Every sports fan knows this photo.
I, like most sports fans, watched The Last Dance documentary series about Michael Jordan and the Bulls when it came out; all other sports were cancelled due to COVID! I knew that Jordan had won 6 rings and was the GOAT but it was amazing to see the behind the scenes footage and the details of what happened.
This photo is of MJ holding his first championship trophy in 1991. MJ was drafted in 1984. When we think of MJ, we think of six rings. We don't tend to think of 7 years of disappointment. 7 years of losses. 7 years of wondering if his dreams of winning the championship would be fulfilled. 7 years of blood, sweat, and tears, but no trophy.

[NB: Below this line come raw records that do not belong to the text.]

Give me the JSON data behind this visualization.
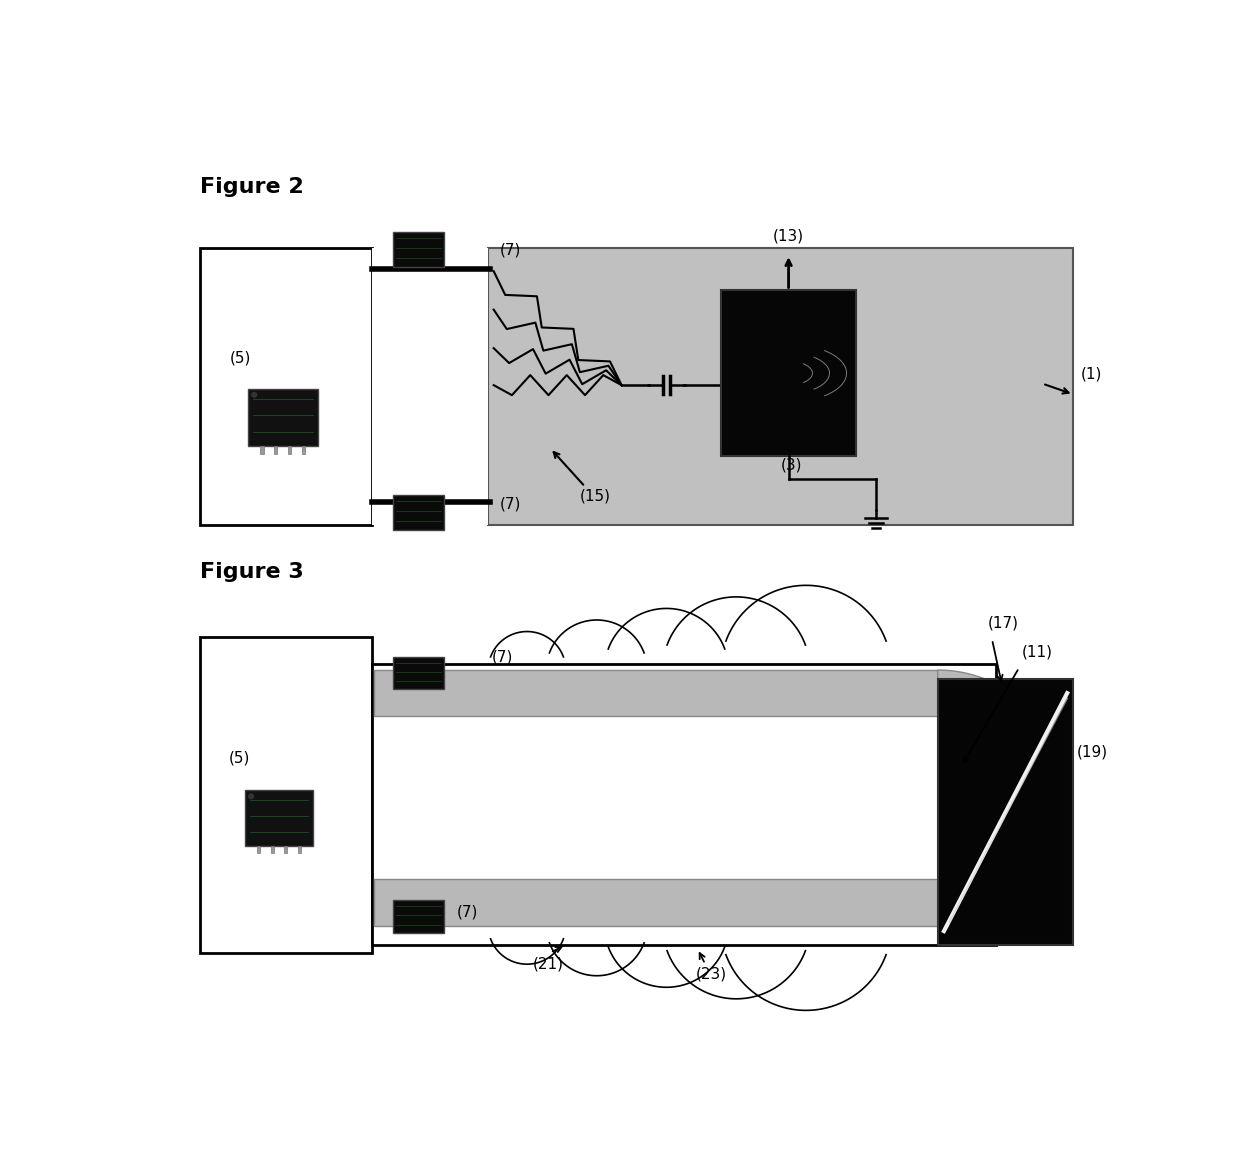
{
  "fig_width": 12.4,
  "fig_height": 11.69,
  "bg_color": "#ffffff",
  "gray_fill": "#c0c0c0",
  "wire_gray": "#b8b8b8",
  "black": "#000000",
  "white": "#ffffff"
}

To me, those 7 years are what make this photo so meaningful. Each playoff loss. Each time watching the opponent celebrate. These moments made holding the trophy that much sweeter for MJ.
7 years ago, when I was 19, I wrote and performed my first spoken word poem. This began my passion for using spoken word and music as a way to inspire people and share with them the hope and love of Jesus Christ.
In the last seven years, I have definitely taken some losses, both in my music career and my life. I got into bad management deals. I spent money in the wrong places. My music didn't blow up how I envisioned. Then, I was diagnosed with Friedreich's Ataxia.
At many times, I have wanted to give up. No more music. No more merchandise. No more spoken word. No more shows. No more speaking. No more blog. Something inside me won't let me quit.
I always say that it is not about comparing yourself to others; it is about being the best possible version of you. There will always be something you can't do but at the same time there will always be something you can do. Do that.
This change in perspective allows me to keep going. To keep adapting. Then, this happened.
Boston is a young man who also has FA. His family found my music on Facebook and showed it to him. Boston decided to send me this shirt as well as a hand-written note. He thanked me for making music and for the uplifting words I say.
This picture is my equivalent of MJ holding the trophy. It symbolizes 7 years of hard work paying off. It symbolizes a dream coming to fruition.
As I wore this shirt for the first time, I felt that all my losses and all my pain had been worth it. Every late night studio session, open mic, monetary investment, and the countless hours spent learning the music business - worth it. The times I spent crying out to God, wondering why He didn't just heal me - worth it. To know that I could impact another person, especially one with FA, makes it all worth it.
MJ didn't stop after one trophy. I won't stop either. I will keep adapting. I will keep fighting. And, Lord willing, my story will help to give others the strength they need to persevere through whatever it is that they are facing.
What is it that you dream to accomplish? Are you willing to take losses? Are you willing to face disappointments? Will you keep on fighting?
The light shines in the darkness, and the darkness has not overcome it.